Relativamente al programma terapeutico, va considerato che l’intero processo prende circa 30 giorni, e include diverse tappe preparatorie (esigenze regolatorie, allestimento di una CAR-T Unit multidisciplinare, identificazione di personale dedicato, disponibilità di strutture cliniche di supporto, ecc.) e quindi il processo clinico vero e proprio: richiesta del farmaco tramite il farmacista e, dopo approvazione, raccolta delle cellule autologhe tramite aferesi (ma solo in presenza di un numero soglia di cellule CD3+), spedizione dell’aferesi, esecuzione di una bridging chemotherapy (che ha lo scopo di controllare la malattia del paziente prima della linfodeplezione e in attesa che il prodotto sia pronto), linfodeplezione con fludarabina e ciclofosfamide e infine infusione delle CAR-T Cells, prendendo contemporaneamente tutte le precauzioni necessarie (prenotazione di un letto di Terapia Intensiva in caso di necessità, disponibilità immediata di tocilizumab, ecc.).
Un processo, come si vede, estremamente complesso ed esigente in termini di personale e strutture dedicate, ma che non completa l’intero percorso del paziente, poiché a questo punto si apre la fase delicatissima del monitoraggio post-infusione. Per almeno 3 settimane dall’infusione di CAR-T, infatti, il paziente viene periodicamente monitorato: accanto ai parametri clinici, valutazione dei marcatori di danno d’organo, marker di infiammazione, emocolture e tamponi di sorveglianza, procalcitonina, coagulazione, riattivazione virale, ecc. Una particolare attenzione va posta alla diagnosi e gestione immediata della CRS: in particolare è importante identificare la comparsa di febbre con ipotensione, per valutare l’inizio del trattamento con tocilizumab. Altre manifestazioni di tossicità da CAR-T, come la neurotossicità, possono porre problemi analoghi (rapida identificazione e terapia con cortisone ad alte dosi), rendendo nel complesso la gestione del paziente molto impegnativa per le strutture e il personale sanitario.

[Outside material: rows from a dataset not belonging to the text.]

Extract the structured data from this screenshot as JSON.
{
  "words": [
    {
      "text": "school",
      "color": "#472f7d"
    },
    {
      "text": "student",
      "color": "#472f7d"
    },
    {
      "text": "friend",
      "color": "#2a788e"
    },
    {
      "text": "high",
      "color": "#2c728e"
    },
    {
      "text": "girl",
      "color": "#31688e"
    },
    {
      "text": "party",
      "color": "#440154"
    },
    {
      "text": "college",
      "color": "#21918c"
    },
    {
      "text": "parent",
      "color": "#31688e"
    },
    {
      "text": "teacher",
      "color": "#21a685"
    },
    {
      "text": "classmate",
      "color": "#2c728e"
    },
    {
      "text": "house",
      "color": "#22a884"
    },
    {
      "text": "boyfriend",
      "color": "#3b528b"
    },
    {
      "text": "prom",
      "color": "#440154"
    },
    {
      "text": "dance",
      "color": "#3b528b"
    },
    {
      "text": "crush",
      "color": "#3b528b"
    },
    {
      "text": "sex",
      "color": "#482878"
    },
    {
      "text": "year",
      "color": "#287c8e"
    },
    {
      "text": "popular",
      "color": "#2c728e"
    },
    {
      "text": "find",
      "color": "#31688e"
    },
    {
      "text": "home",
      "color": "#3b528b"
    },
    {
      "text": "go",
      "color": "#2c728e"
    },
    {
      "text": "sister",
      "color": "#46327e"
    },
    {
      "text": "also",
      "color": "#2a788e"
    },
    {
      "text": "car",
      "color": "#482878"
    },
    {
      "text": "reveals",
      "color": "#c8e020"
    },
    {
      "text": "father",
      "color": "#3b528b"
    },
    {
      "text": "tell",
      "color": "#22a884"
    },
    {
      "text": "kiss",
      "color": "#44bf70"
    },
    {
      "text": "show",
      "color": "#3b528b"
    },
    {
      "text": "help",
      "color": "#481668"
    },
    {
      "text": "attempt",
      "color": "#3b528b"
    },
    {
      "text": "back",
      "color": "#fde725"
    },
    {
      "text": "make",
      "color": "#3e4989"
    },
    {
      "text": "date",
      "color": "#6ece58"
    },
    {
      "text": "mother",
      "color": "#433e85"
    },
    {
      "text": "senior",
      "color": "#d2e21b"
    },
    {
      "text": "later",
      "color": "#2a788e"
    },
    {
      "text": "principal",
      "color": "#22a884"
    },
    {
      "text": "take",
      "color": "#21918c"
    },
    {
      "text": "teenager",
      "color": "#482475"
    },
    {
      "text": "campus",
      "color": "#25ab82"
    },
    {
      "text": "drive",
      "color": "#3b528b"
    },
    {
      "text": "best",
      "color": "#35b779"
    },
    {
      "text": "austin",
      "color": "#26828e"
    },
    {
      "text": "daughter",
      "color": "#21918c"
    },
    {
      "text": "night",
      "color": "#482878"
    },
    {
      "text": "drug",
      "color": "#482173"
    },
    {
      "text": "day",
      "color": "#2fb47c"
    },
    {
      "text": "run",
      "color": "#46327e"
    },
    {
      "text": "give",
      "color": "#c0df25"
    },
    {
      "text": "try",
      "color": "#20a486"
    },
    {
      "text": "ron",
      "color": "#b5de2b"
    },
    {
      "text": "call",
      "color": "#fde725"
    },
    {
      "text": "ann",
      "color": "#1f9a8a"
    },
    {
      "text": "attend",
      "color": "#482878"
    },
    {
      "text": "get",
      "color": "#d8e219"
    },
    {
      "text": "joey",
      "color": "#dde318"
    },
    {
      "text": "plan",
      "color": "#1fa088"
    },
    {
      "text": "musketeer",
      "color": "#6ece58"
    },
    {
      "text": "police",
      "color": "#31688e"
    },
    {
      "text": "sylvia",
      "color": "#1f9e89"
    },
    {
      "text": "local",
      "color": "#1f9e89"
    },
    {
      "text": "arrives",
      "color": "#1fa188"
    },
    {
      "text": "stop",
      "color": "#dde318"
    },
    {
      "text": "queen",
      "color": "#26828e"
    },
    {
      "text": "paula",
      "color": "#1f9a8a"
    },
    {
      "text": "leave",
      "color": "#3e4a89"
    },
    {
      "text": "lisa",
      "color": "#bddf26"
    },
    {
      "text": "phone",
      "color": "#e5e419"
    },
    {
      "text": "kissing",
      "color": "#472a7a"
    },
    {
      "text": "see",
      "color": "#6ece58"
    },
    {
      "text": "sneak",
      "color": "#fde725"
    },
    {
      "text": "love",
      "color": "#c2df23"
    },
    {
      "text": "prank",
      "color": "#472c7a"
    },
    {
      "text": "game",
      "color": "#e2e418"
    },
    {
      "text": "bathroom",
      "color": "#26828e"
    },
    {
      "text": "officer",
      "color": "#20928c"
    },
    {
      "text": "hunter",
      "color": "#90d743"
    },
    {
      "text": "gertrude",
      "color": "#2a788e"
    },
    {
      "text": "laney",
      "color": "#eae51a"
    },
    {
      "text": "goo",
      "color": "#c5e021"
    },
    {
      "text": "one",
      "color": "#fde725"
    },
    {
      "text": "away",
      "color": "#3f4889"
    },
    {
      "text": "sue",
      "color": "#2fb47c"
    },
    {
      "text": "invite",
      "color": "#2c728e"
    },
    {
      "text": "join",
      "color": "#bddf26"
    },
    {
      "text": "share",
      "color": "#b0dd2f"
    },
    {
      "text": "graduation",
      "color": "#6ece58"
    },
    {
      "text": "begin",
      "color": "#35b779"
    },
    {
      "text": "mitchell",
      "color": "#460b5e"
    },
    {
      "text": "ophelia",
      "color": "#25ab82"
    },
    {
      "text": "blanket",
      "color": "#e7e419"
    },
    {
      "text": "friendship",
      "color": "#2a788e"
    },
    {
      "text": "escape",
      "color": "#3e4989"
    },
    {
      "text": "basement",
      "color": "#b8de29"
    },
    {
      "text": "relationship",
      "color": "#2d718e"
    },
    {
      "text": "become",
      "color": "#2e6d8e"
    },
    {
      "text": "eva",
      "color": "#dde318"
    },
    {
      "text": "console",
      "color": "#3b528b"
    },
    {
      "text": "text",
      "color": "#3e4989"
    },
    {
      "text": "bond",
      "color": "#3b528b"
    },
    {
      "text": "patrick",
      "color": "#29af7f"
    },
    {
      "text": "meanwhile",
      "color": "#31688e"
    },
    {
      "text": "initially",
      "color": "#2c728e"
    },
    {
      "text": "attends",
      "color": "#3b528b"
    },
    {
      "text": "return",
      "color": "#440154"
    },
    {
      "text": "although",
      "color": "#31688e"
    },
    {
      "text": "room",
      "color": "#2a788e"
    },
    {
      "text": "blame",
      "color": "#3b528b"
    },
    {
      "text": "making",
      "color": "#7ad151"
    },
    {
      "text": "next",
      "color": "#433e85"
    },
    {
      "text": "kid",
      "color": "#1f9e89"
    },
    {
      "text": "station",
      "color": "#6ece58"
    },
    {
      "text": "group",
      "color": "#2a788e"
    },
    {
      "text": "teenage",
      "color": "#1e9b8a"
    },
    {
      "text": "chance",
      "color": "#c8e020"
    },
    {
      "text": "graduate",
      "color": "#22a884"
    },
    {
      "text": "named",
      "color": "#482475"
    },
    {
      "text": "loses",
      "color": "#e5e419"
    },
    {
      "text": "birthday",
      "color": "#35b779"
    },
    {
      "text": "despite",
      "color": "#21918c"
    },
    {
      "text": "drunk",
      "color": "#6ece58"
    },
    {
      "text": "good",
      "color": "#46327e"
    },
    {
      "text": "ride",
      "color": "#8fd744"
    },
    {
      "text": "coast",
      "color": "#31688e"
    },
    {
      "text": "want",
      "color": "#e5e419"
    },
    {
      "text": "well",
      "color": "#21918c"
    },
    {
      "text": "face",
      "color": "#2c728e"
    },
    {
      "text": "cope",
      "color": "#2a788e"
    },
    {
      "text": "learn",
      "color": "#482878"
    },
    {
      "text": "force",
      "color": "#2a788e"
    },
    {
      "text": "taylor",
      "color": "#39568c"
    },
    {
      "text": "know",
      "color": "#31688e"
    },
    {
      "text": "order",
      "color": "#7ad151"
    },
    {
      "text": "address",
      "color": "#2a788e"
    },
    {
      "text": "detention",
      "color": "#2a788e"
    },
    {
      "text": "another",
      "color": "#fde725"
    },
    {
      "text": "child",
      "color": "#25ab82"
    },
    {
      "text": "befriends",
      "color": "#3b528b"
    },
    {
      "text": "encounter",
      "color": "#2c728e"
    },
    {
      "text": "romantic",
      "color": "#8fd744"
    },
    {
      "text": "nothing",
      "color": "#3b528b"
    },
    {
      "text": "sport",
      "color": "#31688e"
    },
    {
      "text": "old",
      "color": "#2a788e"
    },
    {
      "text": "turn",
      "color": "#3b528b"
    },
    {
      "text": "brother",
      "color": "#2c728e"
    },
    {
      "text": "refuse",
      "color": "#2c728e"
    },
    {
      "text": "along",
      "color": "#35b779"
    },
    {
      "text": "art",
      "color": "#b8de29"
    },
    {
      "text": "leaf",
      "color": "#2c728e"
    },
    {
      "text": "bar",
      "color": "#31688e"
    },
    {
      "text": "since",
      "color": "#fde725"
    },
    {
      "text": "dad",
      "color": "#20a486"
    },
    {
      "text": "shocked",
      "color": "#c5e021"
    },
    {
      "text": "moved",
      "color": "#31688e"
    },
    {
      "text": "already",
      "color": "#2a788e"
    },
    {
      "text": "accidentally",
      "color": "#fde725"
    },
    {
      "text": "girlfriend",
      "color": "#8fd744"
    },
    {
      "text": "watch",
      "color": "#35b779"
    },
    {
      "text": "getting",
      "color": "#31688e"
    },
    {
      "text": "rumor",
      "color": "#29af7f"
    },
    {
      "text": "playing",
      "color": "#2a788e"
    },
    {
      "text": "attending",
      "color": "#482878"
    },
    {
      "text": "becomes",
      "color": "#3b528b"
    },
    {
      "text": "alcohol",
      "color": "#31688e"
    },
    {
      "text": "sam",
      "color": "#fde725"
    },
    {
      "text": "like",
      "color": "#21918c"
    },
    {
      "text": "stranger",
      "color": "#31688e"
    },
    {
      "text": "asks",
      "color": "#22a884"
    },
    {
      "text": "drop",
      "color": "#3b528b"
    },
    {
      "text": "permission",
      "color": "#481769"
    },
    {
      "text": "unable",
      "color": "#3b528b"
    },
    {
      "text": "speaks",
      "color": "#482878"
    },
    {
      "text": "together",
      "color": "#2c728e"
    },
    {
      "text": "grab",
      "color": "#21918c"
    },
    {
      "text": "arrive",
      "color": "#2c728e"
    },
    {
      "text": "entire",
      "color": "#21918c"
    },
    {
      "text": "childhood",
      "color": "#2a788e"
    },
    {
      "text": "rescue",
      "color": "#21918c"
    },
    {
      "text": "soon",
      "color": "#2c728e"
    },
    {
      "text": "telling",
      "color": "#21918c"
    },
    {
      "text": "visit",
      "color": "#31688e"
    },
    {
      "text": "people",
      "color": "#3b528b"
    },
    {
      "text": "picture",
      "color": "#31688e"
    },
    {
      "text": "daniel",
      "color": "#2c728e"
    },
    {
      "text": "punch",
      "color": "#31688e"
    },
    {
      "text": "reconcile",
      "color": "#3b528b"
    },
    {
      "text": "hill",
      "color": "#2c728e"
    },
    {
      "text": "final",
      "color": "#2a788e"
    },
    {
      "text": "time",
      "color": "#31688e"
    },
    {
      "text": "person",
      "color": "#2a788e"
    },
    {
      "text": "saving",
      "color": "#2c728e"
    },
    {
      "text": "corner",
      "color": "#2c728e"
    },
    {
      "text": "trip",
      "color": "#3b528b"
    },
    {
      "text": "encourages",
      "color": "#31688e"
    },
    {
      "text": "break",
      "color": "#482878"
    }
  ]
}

E’ evidente quindi che il trattamento con CAR-T Cells è un programma complesso, caratterizzato da numerose fasi che richiedono un perfetto coordinamento e da complicanze specifiche, a volte anche pericolose per la vita. La sua introduzione all’interno della realtà sanitaria italiana, specie con la prossima approvazione di altri prodotti, creerà problemi gestionali nonché economici rilevanti, da affrontare e risolvere per offrire un trattamento ottimale a tutti i pazienti.
Il giorno successivo, il 29 ottobre, i 3 ospiti venuti da Londra e Seattle, Ana Martins Metelo, Filippo Milano e Reuben Benjamin, sono stati ospiti presso il Centro di Ematologia della “Sapienza”, dove hanno condiviso le proprie esperienze scientifiche e cliniche con il personale dei reparti e degli ambulatori. Dalla discussione è emerso come, nonostante le differenze tra sistemi sanitari pubblici e privati, sia comune la necessità di dover selezionare al meglio i pazienti da poter trattare con CAR-T Cells al fine di ottenere i migliori risultati di efficacia, contenendone la tossicità.